When I was at the Computer History Museum last Dec watching the last running PDP-1 and Type 30 running spacewar, I spent a lot of time chatting with the staff. Most of them were not at all impressed with the pidp-1. Peter Samson's comment, "I have a real PDP-1". Heh. Well, the rest of us don't. Anyway, I was at my MIT reunion the last few days, ran into one special person from CHM, Mike Cheponis, someone we owe a lot of kudos. He's the one that got the PDP-1 restoration done. I talked to him about the issues. A big one was the one that's bothered me, p7sim is not even close to the actual Type 30. Truthfully, my new t30dpy falls a bit short in one area... the simulation of beam spread. Mike wanted just a single pixel, period, no poor imitation of a crt dot. Soooo, Mike C mode has been added to t30dpy. It renders a dot as a single pixel, period. Mike, you wanted it, I'll check it in tomorrow. It is kind of fun. Run spacewar with t30dpy with mikecmode enabled and see what the spaceships actually are supposed to look like.
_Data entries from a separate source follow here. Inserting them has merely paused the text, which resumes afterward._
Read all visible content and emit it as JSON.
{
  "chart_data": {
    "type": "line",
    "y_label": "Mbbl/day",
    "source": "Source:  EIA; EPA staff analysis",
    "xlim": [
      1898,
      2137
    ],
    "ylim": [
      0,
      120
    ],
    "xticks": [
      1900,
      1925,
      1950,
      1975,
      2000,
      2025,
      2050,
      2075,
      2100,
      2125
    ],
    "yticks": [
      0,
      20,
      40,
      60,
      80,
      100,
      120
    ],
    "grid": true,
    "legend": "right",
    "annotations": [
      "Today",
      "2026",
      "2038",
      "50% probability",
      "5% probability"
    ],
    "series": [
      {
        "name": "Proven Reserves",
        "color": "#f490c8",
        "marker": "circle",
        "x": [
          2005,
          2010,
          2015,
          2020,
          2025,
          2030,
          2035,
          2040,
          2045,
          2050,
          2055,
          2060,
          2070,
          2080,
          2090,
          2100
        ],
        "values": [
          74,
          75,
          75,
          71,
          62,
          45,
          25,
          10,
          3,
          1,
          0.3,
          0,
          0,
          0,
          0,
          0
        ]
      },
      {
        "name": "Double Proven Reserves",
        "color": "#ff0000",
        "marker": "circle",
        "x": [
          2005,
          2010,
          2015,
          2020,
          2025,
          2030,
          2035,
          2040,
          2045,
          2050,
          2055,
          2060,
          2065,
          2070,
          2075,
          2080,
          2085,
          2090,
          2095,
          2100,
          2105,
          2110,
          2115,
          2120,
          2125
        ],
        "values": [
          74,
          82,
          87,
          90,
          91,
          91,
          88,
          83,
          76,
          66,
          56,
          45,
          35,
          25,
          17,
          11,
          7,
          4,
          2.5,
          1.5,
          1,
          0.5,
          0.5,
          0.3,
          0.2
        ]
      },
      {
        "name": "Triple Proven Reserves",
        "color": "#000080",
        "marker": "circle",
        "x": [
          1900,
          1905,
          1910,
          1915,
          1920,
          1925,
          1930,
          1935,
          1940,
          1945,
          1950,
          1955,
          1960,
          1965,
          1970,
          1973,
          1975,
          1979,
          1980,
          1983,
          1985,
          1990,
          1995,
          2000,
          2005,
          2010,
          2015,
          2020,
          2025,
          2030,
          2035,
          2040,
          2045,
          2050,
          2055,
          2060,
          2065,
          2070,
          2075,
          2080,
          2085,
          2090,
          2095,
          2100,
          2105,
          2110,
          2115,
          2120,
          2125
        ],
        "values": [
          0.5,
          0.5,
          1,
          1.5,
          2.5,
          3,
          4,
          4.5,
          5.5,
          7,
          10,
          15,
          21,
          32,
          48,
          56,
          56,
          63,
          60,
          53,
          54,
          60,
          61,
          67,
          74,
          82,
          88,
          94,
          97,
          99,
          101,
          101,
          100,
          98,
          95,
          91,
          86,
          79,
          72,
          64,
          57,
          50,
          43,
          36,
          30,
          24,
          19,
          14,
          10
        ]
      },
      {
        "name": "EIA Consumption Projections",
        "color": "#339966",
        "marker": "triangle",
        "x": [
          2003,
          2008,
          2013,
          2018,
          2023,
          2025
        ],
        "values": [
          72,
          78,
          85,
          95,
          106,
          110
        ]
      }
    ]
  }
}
The other major issue is the hardware panel driver, the lights don't look correct in terms of intensity or duration. I have a test program CHM uses that demonstrates the issues, so clearly my next task has to be a new panel driver. Sigh.
Bill
PS - I talked to a few people that did all the cool stuff way back on the PDP-1 and PDP-6, including people that were involved with the PDP-1X and the PDP-1D BBN timesharing system. I'm thinking it would be fun to try to get the BBN timesharing going if all the sources can be found. I've already implemented all the 'hardware' needed. The PDP-1X would be even more fun, but a lot of code and descriptions of the hardware is apparently missing for that one.